Outros pontos polêmicos da reforma

Além do distritão e da questão do financiamento eleitoral, outros pontos da reforma também estão longe do consenso e são questionáveis do ponto de vista da melhora efetiva do sistema político. Uma delas é a alteração das datas das eleições. Atualmente, elas ocorrem separadamente: em um período, são realizadas em âmbito estadual e federal (deputados, senadores, governadores e presidente); dois anos depois, acontecem as municipais (vereadores e prefeitos). O documento final prevê a coincidência de todos os pleitos de cinco em cinco anos a partir de 2022.

Para haver a coincidência, a duração dos mandatos seria alterada. Os senadores eleitos em 2018 teriam mandatos de nove anos – hoje a duração é de oito – e teriam mandatos de cinco anos a partir de 2027. Os outros cargos do Legislativo e do Executivo também passariam a ser exercidos por igual período de tempo.

Argelina Cheibub Figueiredo não vê razões para modificar os ciclos eleitorais. “Acho que seria muita coisa para se decidir ao mesmo tempo [caso as eleições coincidissem]. No Brasil, já há uma centralização na eleição presidencial, e isso se acentuaria”, pontua. Ricardo Gebrim também vê a medida como desnecessária. “Tradicionalmente, os regimes políticos estabeleceram eleições compartimentadas para evitar que um partido tivesse absoluta vitória”, diz. “Mas, sinceramente, pelo problema que o Brasil vive, a questão da corrupção no sistema político, acho que essa isso é absolutamente secundário, pois não enfrenta os problemas principais”, considera.

Discutida em outras ocasiões, a cláusula de desempenho partidário, de acordo com a proposta, será implementada de forma gradual a partir das próximas duas eleições gerais, 2018 e 2022. Em ambas, só terão direito a recursos do fundo partidário e acesso ao horário gratuito de rádio e à TV partidos com representação no Congresso Nacional. Entre 2022 e 2027, a exigência passa a ser a representação legislativa e a obtenção de, no mínimo, 1% dos votos apurados. Depois desse período, passa a valer o mínimo de 2% de votos nacionais. Como a ideia é que as coligações também sejam proibidas e permitidas somente nas eleições majoritárias, a existência de alguns partidos menores passa a ser ameaçada. O Diap estima que o número de partidos com representação no Congresso Nacional se reduziria em um terço somente com essas duas medidas.

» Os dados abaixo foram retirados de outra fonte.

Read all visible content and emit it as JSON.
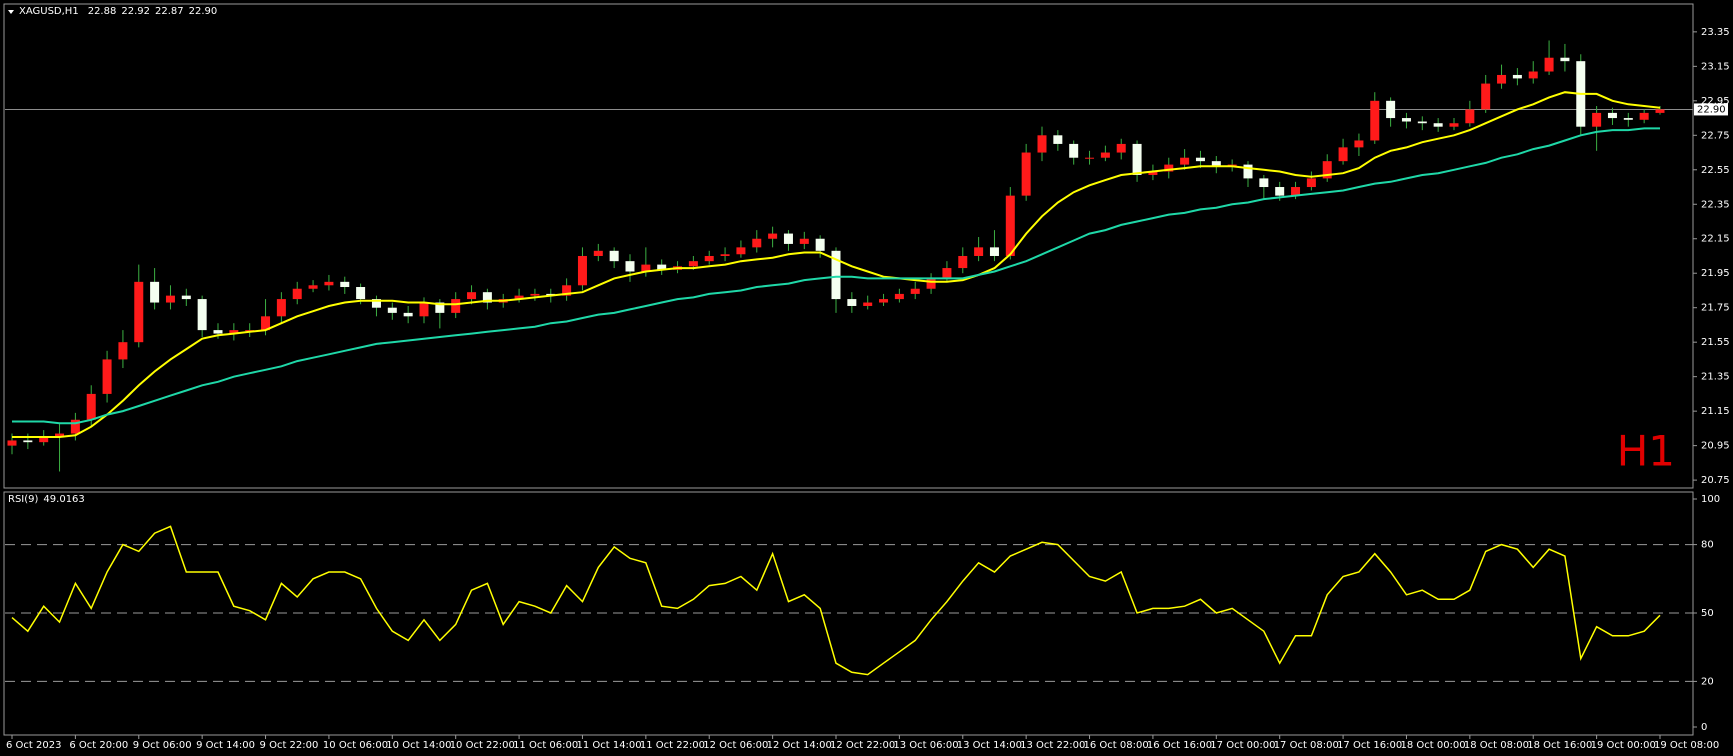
{
  "chart_data": [
    {
      "type": "candlestick",
      "title": "XAGUSD,H1",
      "header": {
        "values": [
          22.88,
          22.92,
          22.87,
          22.9
        ],
        "value_labels": [
          "22.88",
          "22.92",
          "22.87",
          "22.90"
        ]
      },
      "timeframe_label": "H1",
      "categories": [
        "6 Oct 2023",
        null,
        null,
        null,
        "6 Oct 20:00",
        null,
        null,
        null,
        "9 Oct 06:00",
        null,
        null,
        null,
        "9 Oct 14:00",
        null,
        null,
        null,
        "9 Oct 22:00",
        null,
        null,
        null,
        "10 Oct 06:00",
        null,
        null,
        null,
        "10 Oct 14:00",
        null,
        null,
        null,
        "10 Oct 22:00",
        null,
        null,
        null,
        "11 Oct 06:00",
        null,
        null,
        null,
        "11 Oct 14:00",
        null,
        null,
        null,
        "11 Oct 22:00",
        null,
        null,
        null,
        "12 Oct 06:00",
        null,
        null,
        null,
        "12 Oct 14:00",
        null,
        null,
        null,
        "12 Oct 22:00",
        null,
        null,
        null,
        "13 Oct 06:00",
        null,
        null,
        null,
        "13 Oct 14:00",
        null,
        null,
        null,
        "13 Oct 22:00",
        null,
        null,
        null,
        "16 Oct 08:00",
        null,
        null,
        null,
        "16 Oct 16:00",
        null,
        null,
        null,
        "17 Oct 00:00",
        null,
        null,
        null,
        "17 Oct 08:00",
        null,
        null,
        null,
        "17 Oct 16:00",
        null,
        null,
        null,
        "18 Oct 00:00",
        null,
        null,
        null,
        "18 Oct 08:00",
        null,
        null,
        null,
        "18 Oct 16:00",
        null,
        null,
        null,
        "19 Oct 00:00",
        null,
        null,
        null,
        "19 Oct 08:00"
      ],
      "open": [
        20.95,
        20.98,
        20.97,
        21.0,
        21.02,
        21.1,
        21.25,
        21.45,
        21.55,
        21.9,
        21.78,
        21.82,
        21.8,
        21.62,
        21.6,
        21.62,
        21.62,
        21.7,
        21.8,
        21.86,
        21.88,
        21.9,
        21.87,
        21.8,
        21.75,
        21.72,
        21.7,
        21.78,
        21.72,
        21.8,
        21.84,
        21.78,
        21.8,
        21.82,
        21.83,
        21.82,
        21.88,
        22.05,
        22.08,
        22.02,
        21.96,
        22.0,
        21.97,
        21.99,
        22.02,
        22.05,
        22.06,
        22.1,
        22.15,
        22.18,
        22.12,
        22.15,
        22.08,
        21.8,
        21.76,
        21.78,
        21.8,
        21.83,
        21.86,
        21.92,
        21.98,
        22.05,
        22.1,
        22.05,
        22.4,
        22.65,
        22.75,
        22.7,
        22.62,
        22.62,
        22.65,
        22.7,
        22.52,
        22.54,
        22.58,
        22.62,
        22.6,
        22.57,
        22.58,
        22.5,
        22.45,
        22.4,
        22.45,
        22.5,
        22.6,
        22.68,
        22.72,
        22.95,
        22.85,
        22.83,
        22.82,
        22.8,
        22.82,
        22.9,
        23.05,
        23.1,
        23.08,
        23.12,
        23.2,
        23.18,
        22.8,
        22.88,
        22.85,
        22.84,
        22.88
      ],
      "high": [
        21.02,
        21.02,
        21.04,
        21.08,
        21.14,
        21.3,
        21.5,
        21.62,
        22.0,
        21.98,
        21.88,
        21.86,
        21.82,
        21.66,
        21.66,
        21.66,
        21.8,
        21.84,
        21.9,
        21.91,
        21.94,
        21.93,
        21.89,
        21.82,
        21.78,
        21.76,
        21.81,
        21.8,
        21.84,
        21.88,
        21.86,
        21.83,
        21.86,
        21.86,
        21.86,
        21.92,
        22.1,
        22.12,
        22.1,
        22.06,
        22.1,
        22.03,
        22.02,
        22.05,
        22.08,
        22.1,
        22.14,
        22.2,
        22.22,
        22.2,
        22.19,
        22.17,
        22.1,
        21.84,
        21.82,
        21.83,
        21.86,
        21.9,
        21.95,
        22.02,
        22.1,
        22.16,
        22.2,
        22.45,
        22.7,
        22.8,
        22.78,
        22.72,
        22.66,
        22.69,
        22.73,
        22.72,
        22.58,
        22.62,
        22.67,
        22.66,
        22.63,
        22.61,
        22.6,
        22.52,
        22.48,
        22.48,
        22.54,
        22.64,
        22.73,
        22.76,
        23.0,
        22.97,
        22.88,
        22.86,
        22.85,
        22.85,
        22.95,
        23.1,
        23.16,
        23.14,
        23.18,
        23.3,
        23.28,
        23.22,
        22.92,
        22.91,
        22.88,
        22.9,
        22.92
      ],
      "low": [
        20.9,
        20.93,
        20.95,
        20.8,
        20.98,
        21.06,
        21.2,
        21.4,
        21.52,
        21.74,
        21.74,
        21.76,
        21.58,
        21.57,
        21.56,
        21.58,
        21.59,
        21.66,
        21.77,
        21.84,
        21.85,
        21.83,
        21.77,
        21.7,
        21.68,
        21.66,
        21.66,
        21.63,
        21.69,
        21.77,
        21.74,
        21.75,
        21.78,
        21.79,
        21.78,
        21.79,
        21.85,
        22.02,
        21.98,
        21.9,
        21.93,
        21.94,
        21.95,
        21.97,
        22.0,
        22.02,
        22.04,
        22.07,
        22.1,
        22.08,
        22.09,
        22.04,
        21.72,
        21.72,
        21.74,
        21.76,
        21.78,
        21.8,
        21.83,
        21.9,
        21.95,
        22.02,
        22.02,
        22.03,
        22.37,
        22.6,
        22.66,
        22.58,
        22.58,
        22.6,
        22.61,
        22.48,
        22.49,
        22.5,
        22.55,
        22.56,
        22.53,
        22.54,
        22.45,
        22.38,
        22.37,
        22.38,
        22.43,
        22.48,
        22.58,
        22.63,
        22.7,
        22.8,
        22.79,
        22.78,
        22.77,
        22.78,
        22.8,
        22.88,
        23.02,
        23.04,
        23.05,
        23.1,
        23.12,
        22.75,
        22.66,
        22.81,
        22.8,
        22.82,
        22.87
      ],
      "close": [
        20.98,
        20.97,
        21.0,
        21.02,
        21.1,
        21.25,
        21.45,
        21.55,
        21.9,
        21.78,
        21.82,
        21.8,
        21.62,
        21.6,
        21.62,
        21.62,
        21.7,
        21.8,
        21.86,
        21.88,
        21.9,
        21.87,
        21.8,
        21.75,
        21.72,
        21.7,
        21.78,
        21.72,
        21.8,
        21.84,
        21.78,
        21.8,
        21.82,
        21.83,
        21.82,
        21.88,
        22.05,
        22.08,
        22.02,
        21.96,
        22.0,
        21.97,
        21.99,
        22.02,
        22.05,
        22.06,
        22.1,
        22.15,
        22.18,
        22.12,
        22.15,
        22.08,
        21.8,
        21.76,
        21.78,
        21.8,
        21.83,
        21.86,
        21.92,
        21.98,
        22.05,
        22.1,
        22.05,
        22.4,
        22.65,
        22.75,
        22.7,
        22.62,
        22.62,
        22.65,
        22.7,
        22.52,
        22.54,
        22.58,
        22.62,
        22.6,
        22.57,
        22.58,
        22.5,
        22.45,
        22.4,
        22.45,
        22.5,
        22.6,
        22.68,
        22.72,
        22.95,
        22.85,
        22.83,
        22.82,
        22.8,
        22.82,
        22.9,
        23.05,
        23.1,
        23.08,
        23.12,
        23.2,
        23.18,
        22.8,
        22.88,
        22.85,
        22.84,
        22.88,
        22.9
      ],
      "up_color": "#ff1a1a",
      "down_color": "#f4fff0",
      "wick_color": "#3cb043",
      "ma_series": [
        {
          "color": "#ffff00",
          "values": [
            21.0,
            21.0,
            21.0,
            21.0,
            21.01,
            21.06,
            21.13,
            21.21,
            21.3,
            21.38,
            21.45,
            21.51,
            21.57,
            21.59,
            21.6,
            21.61,
            21.62,
            21.66,
            21.7,
            21.73,
            21.76,
            21.78,
            21.79,
            21.79,
            21.79,
            21.78,
            21.78,
            21.77,
            21.77,
            21.78,
            21.79,
            21.79,
            21.8,
            21.81,
            21.82,
            21.83,
            21.84,
            21.88,
            21.92,
            21.94,
            21.96,
            21.97,
            21.98,
            21.98,
            21.99,
            22.0,
            22.02,
            22.03,
            22.04,
            22.06,
            22.07,
            22.07,
            22.03,
            21.99,
            21.96,
            21.93,
            21.92,
            21.91,
            21.9,
            21.9,
            21.91,
            21.94,
            21.98,
            22.06,
            22.18,
            22.28,
            22.36,
            22.42,
            22.46,
            22.49,
            22.52,
            22.53,
            22.54,
            22.55,
            22.56,
            22.57,
            22.57,
            22.57,
            22.56,
            22.55,
            22.54,
            22.52,
            22.51,
            22.52,
            22.53,
            22.56,
            22.62,
            22.66,
            22.68,
            22.71,
            22.73,
            22.75,
            22.78,
            22.82,
            22.86,
            22.9,
            22.93,
            22.97,
            23.0,
            22.99,
            22.99,
            22.95,
            22.93,
            22.92,
            22.91
          ]
        },
        {
          "color": "#1fd8a8",
          "values": [
            21.09,
            21.09,
            21.09,
            21.08,
            21.08,
            21.1,
            21.13,
            21.15,
            21.18,
            21.21,
            21.24,
            21.27,
            21.3,
            21.32,
            21.35,
            21.37,
            21.39,
            21.41,
            21.44,
            21.46,
            21.48,
            21.5,
            21.52,
            21.54,
            21.55,
            21.56,
            21.57,
            21.58,
            21.59,
            21.6,
            21.61,
            21.62,
            21.63,
            21.64,
            21.66,
            21.67,
            21.69,
            21.71,
            21.72,
            21.74,
            21.76,
            21.78,
            21.8,
            21.81,
            21.83,
            21.84,
            21.85,
            21.87,
            21.88,
            21.89,
            21.91,
            21.92,
            21.93,
            21.93,
            21.92,
            21.92,
            21.92,
            21.92,
            21.92,
            21.92,
            21.92,
            21.94,
            21.96,
            21.99,
            22.02,
            22.06,
            22.1,
            22.14,
            22.18,
            22.2,
            22.23,
            22.25,
            22.27,
            22.29,
            22.3,
            22.32,
            22.33,
            22.35,
            22.36,
            22.38,
            22.39,
            22.4,
            22.41,
            22.42,
            22.43,
            22.45,
            22.47,
            22.48,
            22.5,
            22.52,
            22.53,
            22.55,
            22.57,
            22.59,
            22.62,
            22.64,
            22.67,
            22.69,
            22.72,
            22.75,
            22.77,
            22.78,
            22.78,
            22.79,
            22.79
          ]
        }
      ],
      "current_price": {
        "value": 22.9,
        "label": "22.90"
      },
      "ylim": [
        20.71,
        23.5
      ],
      "yticks": [
        20.75,
        20.95,
        21.15,
        21.35,
        21.55,
        21.75,
        21.95,
        22.15,
        22.35,
        22.55,
        22.75,
        22.95,
        23.15,
        23.35
      ]
    },
    {
      "type": "line",
      "title": "RSI(9)",
      "current_value": 49.0163,
      "color": "#ffff00",
      "values": [
        48,
        42,
        53,
        46,
        63,
        52,
        68,
        80,
        77,
        85,
        88,
        68,
        68,
        68,
        53,
        51,
        47,
        63,
        57,
        65,
        68,
        68,
        65,
        52,
        42,
        38,
        47,
        38,
        45,
        60,
        63,
        45,
        55,
        53,
        50,
        62,
        55,
        70,
        79,
        74,
        72,
        53,
        52,
        56,
        62,
        63,
        66,
        60,
        76,
        55,
        58,
        52,
        28,
        24,
        23,
        28,
        33,
        38,
        47,
        55,
        64,
        72,
        68,
        75,
        78,
        81,
        80,
        73,
        66,
        64,
        68,
        50,
        52,
        52,
        53,
        56,
        50,
        52,
        47,
        42,
        28,
        40,
        40,
        58,
        66,
        68,
        76,
        68,
        58,
        60,
        56,
        56,
        60,
        77,
        80,
        78,
        70,
        78,
        75,
        30,
        44,
        40,
        40,
        42,
        49
      ],
      "ylim": [
        0,
        100
      ],
      "yticks": [
        0,
        20,
        50,
        80,
        100
      ],
      "levels": [
        20,
        50,
        80
      ]
    }
  ]
}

A novela da reforma política ainda terá novos capítulos além da trama que se desenrola nesta semana. No Senado, há outros projetos sobre o tema e os movimentos e as entidades que batalham por uma reforma política democrática prometem seguir mobilizados para não deixar que alguns aventureiros lancem mão de uma bandeira que, definitivamente, não é deles.